Step 3. Environmental Variables​
Click on "edit" next to "jury-service" and fill in the environmental variables as follows:
VITE_JURY_NAME
- Name of the app to display to the user (eg. HackUTD X Judging)JURY_ADMIN_PASSWORD
- Password for the admin portal (suggestion: use 2 random words)MONGODB_URI
- URI of MongoDB Atlas instance (see step 0)
Email Hosting​
Jury needs to send emails to judges with their judging code. Each judge will receive an email when you add them, so if you have 100 judges, then you will need to send out 100 emails (but you should account for at least double to handle situations where you have to re-send emails or try different emails for judges). There are 3 ways we recommend hosting emails:
- The first method is through Gmail SMTP, which means that you simply send emails through your personal
xxx@gmail.com
email. This is completely free but may face issues with sending limits (2000/day), spam filtering, and email sending performance. - The second method is through Sendgrid. Many organizations already use Sendgrid, so this may be convenient for you. Note that you need to enable billing and upgrade your account if you want to send more than 100 emails in a day. Sendgrid is nice because it's a fixed price up to a high email limit and has a separate API for sending emails outside of SMTP.
- The final option that has been tested is AWS SES. This is a paid service also used by many organizations. The pricing for AWS SES is per 1000 emails, so it may be more expensive depending on how many emails you send.
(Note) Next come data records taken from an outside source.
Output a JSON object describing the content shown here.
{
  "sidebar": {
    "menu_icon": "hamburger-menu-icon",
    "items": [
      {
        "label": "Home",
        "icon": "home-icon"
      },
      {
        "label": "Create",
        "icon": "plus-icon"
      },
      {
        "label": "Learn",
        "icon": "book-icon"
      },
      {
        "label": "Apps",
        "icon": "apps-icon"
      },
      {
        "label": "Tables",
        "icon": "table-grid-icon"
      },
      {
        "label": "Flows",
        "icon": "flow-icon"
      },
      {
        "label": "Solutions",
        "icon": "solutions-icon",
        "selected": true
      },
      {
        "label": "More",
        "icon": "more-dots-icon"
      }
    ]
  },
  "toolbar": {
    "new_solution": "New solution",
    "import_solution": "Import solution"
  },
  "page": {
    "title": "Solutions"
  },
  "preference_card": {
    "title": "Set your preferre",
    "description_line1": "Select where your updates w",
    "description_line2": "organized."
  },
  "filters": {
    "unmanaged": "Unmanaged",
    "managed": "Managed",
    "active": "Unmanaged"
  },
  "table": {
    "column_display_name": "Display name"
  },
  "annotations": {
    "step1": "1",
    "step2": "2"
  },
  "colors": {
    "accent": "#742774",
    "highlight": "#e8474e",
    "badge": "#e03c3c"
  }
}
We use the SMTP protocol to call AWS SES's service too.
You will have to fill out specific environmental variables for each service:
If using Gmail SMTP:
EMAIL_HOST
= smtp.gmail.comEMAIL_FROM
= gmail usernameEMAIL_USERNAME
= gmail usernameEMAIL_PASSWORD
= google app password
If using SendGrid:
SENDGRID_API_KEY
= API key provided by SendGridEMAIL_FROM
= email to send fromEMAIL_FROM_NAME
= display name of sender
If using AWS SES:
EMAIL_HOST
= email-smtp.<region>.amazonaws.comEMAIL_FROM
= verified email to send fromEMAIL_USERNAME
= SES SMTP usernameEMAIL_PASSWORD
= SES SMTP password
Make sure you do not change the pre-filled fields. You may leave any unused fields blank (ie. if you are using Sendgrid, you do not need to fill out the EMAIL_PASSWORD
field).
Step 4. App Name​
Optionally, you can adjust the name of the app. If you scroll down to the "Finalize" section, there is a place to name your project. The URL of your deployed application will be <app_name><some_characters>.ondigitalocean.app
. You may also want to set up a custom domain name for your application (see below).
Step 5. Done!​
Review all of the settings to make sure it looks correct (especially the instance size). Once you make sure all settings are correct, click "Create Resources". After the app has finished building (which may take a couple of minutes), you should be able to see the app online at the provided URL!
Note that if you need to change any environmental variables, you can do so in the online Digital Ocean console (Note the app will take a few minutes to re-deploy before reflecting changes).
Next Steps​
Troubleshooting​
If you have any issues with setting up Jury, please feel free to reach out to me (Michael Zhao).
Custom Domain Name​
Follow the provided DigitalOcean guide to deploy to a custom domain name. Make sure you use Option 2: Using a CNAME Pointer if have your own domain hosting set up.